Orlando Jones, as the Wiz himself, is intermittently effective, handsome in his bedazzled emerald coat and fantasy make-up when the wizard deploys shock and awe, and later, unapologetically matter-of-fact about his fall from power. He’s charming at the end as he goes about solving everyone’s problems, making each of the principles happy but Dorothy, whom he leaves on the ground as his hot air balloon takes off (or here, is blown sideways offstage) without her.

Dorothy doesn’t return to Kansas at the end of The Wiz to reveal the real-life identities of all her Oz friends. Instead, she sings “Home,” gesturing toward a happy end to her journey, and the curtain rings down. Perhaps because Ashanti can’t quite fill the moment emotionally, the ending feels a bit inconclusive.

But these minor defects don’t mar what’s otherwise an entertaining evening.Blankenbuehler’s terrific choreography evokes the story’s high drama. The black-clad dancers embody the tornado in a stunning coup-de-theatre. They fly about t he stage, putting their arms through the shirts hanging on Auntie Em’s line and wreaking havoc with her house. The set, designed by David Korins, comes apart creatively; the dancers create the damage of gusting winds by uprooting each piece of the house and planting them in odd parts of the stage, as if the weather explodes Dorothy’s home into its constituent parts.

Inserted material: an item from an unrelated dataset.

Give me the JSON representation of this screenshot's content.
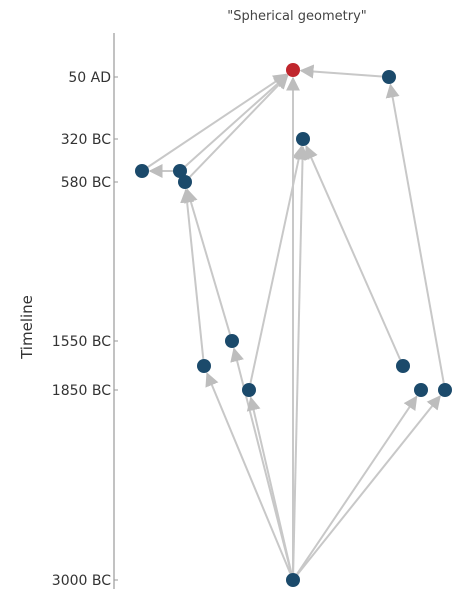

The dancers’ choreography accomplishes many of the set changes. They create the yellow-brick road by appearing with small suitcases painted in a brick-like pattern that they put together like blocks, passing them under the feet of the actors as they “ease on down the road” to Oz. Dancers comprise the dangerous poppy field, twirling around the principles in form-fitting green sheaths and wearing bright red fright wigs.

As the munchkins, they sit on rolling chairs that halve their height, and wear hoop-skirt costumes that cover their bodies from chin to toe, while extravagant Koosh-ball shower caps adorn their heads. The flying monkeys, who get a kind of Michael Jackson Thrillertreatment, threaten the company with their sinister moves.

And Toto, of course, is adorable.

The audience loved the high energy production the night I attended (a preview performance on 6/13/09). In the Bush years, the failed wizard might have been reminiscent of W., with his empty insistence on missions accomplished, and the sham promises of a few last left-over miracles that never transpire. But by this production’s end, the Wiz sounds more like Obama as he delivers his gentle, yes-you-can moral, the everything-you-need-is-within-yourself boosterism on which The Wiz, like The Wizard of Oz before it, stakes its happy ever after claim.

In a production like this one, though, watching the talented ensemble tell the old story, the moral feels a lot more like yes-WE-can. That works for me.